A Jean-Marc, qui a trop fumé, Vassilis, qui tire comme un sapeur sur sa bouffarde, confie sa mélancolie. Il est fatigué de Paris, il se demande s’il ne va pas retourner vivre à Athènes, où il part provisoirement fêter son anniversaire et où son père, quand il était malheureux, se mettait au soleil.
Alors qu’il traduit son dernier roman en grec, qu’il se traduit en somme, il se sent également prêt à prendre congé de la langue française. Comme si la fin prochaine de Jean-Marc l’obligeait à un nouveau départ. Comme si, sans lui, la France ne serait plus la France. Alors, il se dépêche de lui dire qu’il l’aime.
Car, pour Alexakis, tout est bon dans le Roberts : ses femmes, ses enfants, ses romans (il les résume en une formule lumineuse et poignante: «Un petit garçon courant derrière un camion de déménagement»), ses habitudes, ses blagues, sa bravoure, son panache.

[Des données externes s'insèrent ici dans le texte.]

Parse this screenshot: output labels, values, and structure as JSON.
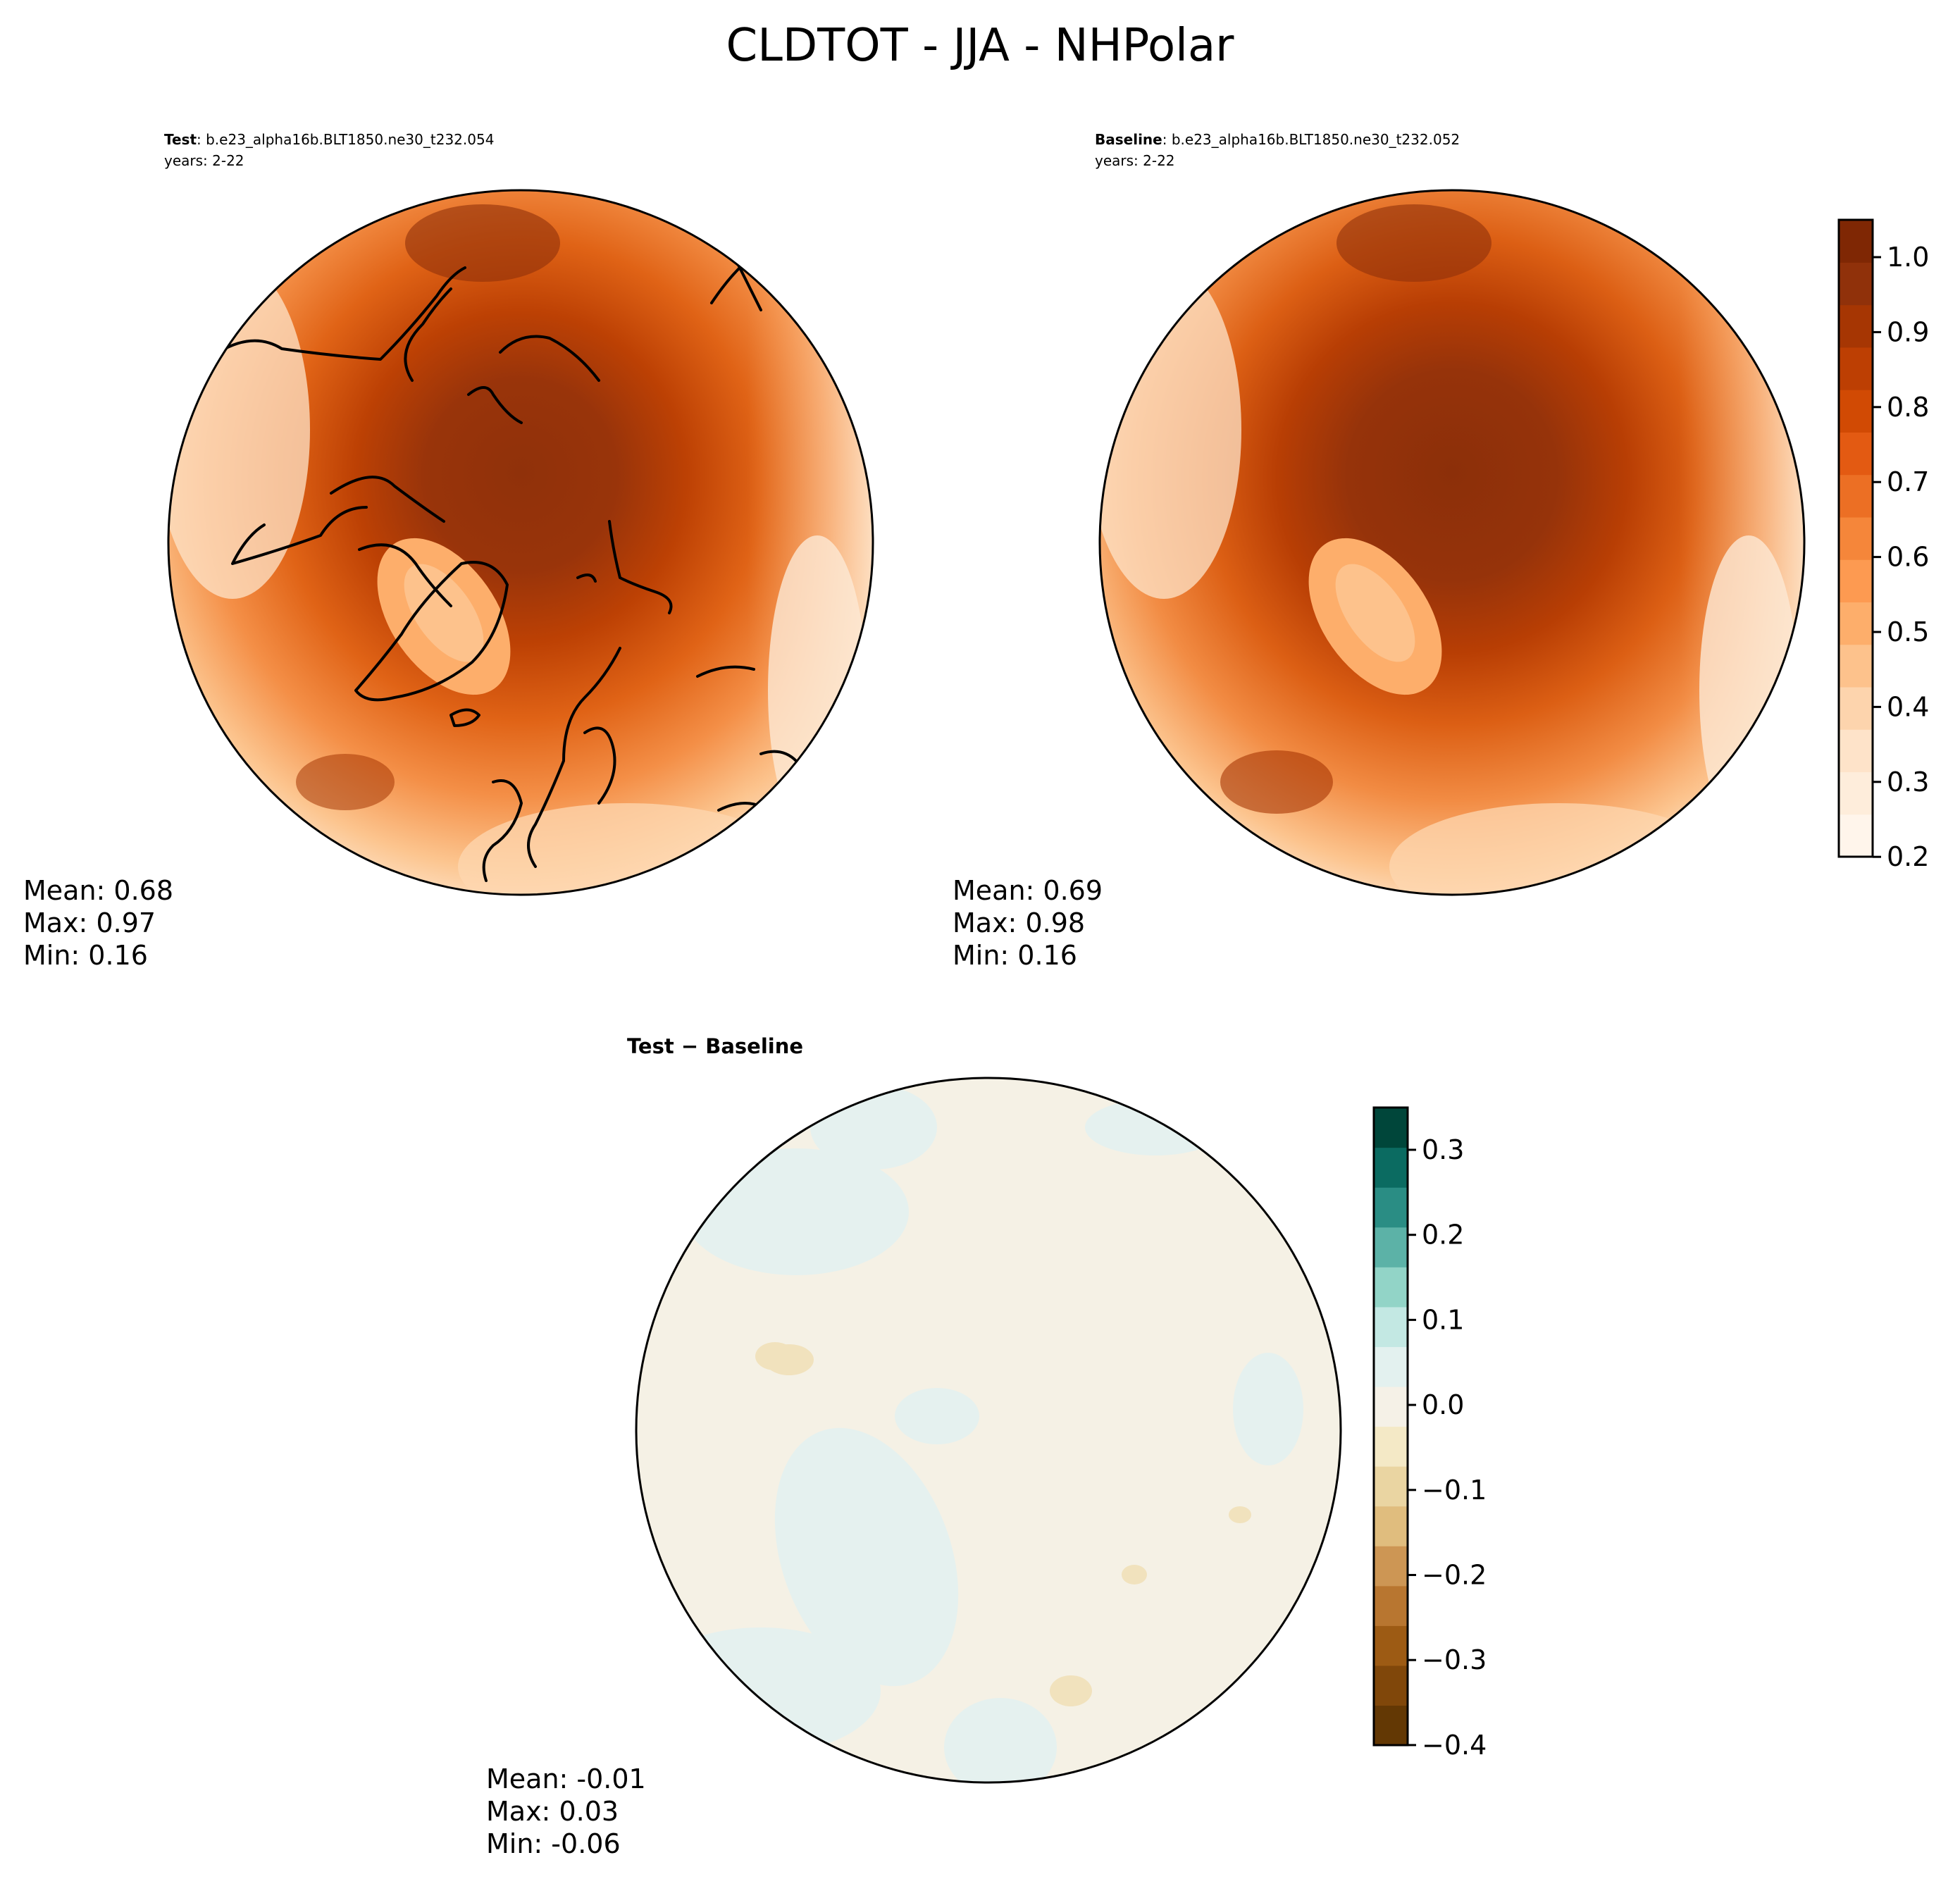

A son ami de cœur dévoré par le crabe, il adresse ce livre dont la forme emprunte à la démarche du crabe, tout en à-côtés, en diagonales, en digressions.
Il lui parle de la maladie qui frappe la Grèce, des SDF, des avantages fiscaux dont l’Eglise bénéficie et des menaces proférées par Aube dorée contre les immigrés. Il revisite Paris à partir des adresses de toutes les maisons d’édition où Jean-Marc a travaillé. Il lui fait entendre, au téléphone, la chanson de Dalida, «Bambino», qu’il adorait.
Il va même jusqu’à lui décrire, tel un spectacle qu’il aurait manqué, son enterrement au cimetière de Montmartre. Car, même après sa mort, Vassilis Alexakis continue de lui raconter sa vie. On voudrait que ce roman plein de rires et de larmes ne s’arrête pas. Et que son héros revienne.
Jérôme Garcin
La Clarinette, par Vassilis Alexakis,
édition du Seuil
Je viens d'apprendre la mort de Vassilis Alexakis, le 11 janvier 2021 Grande tristesse chez ses amis et chez ses lecteurs.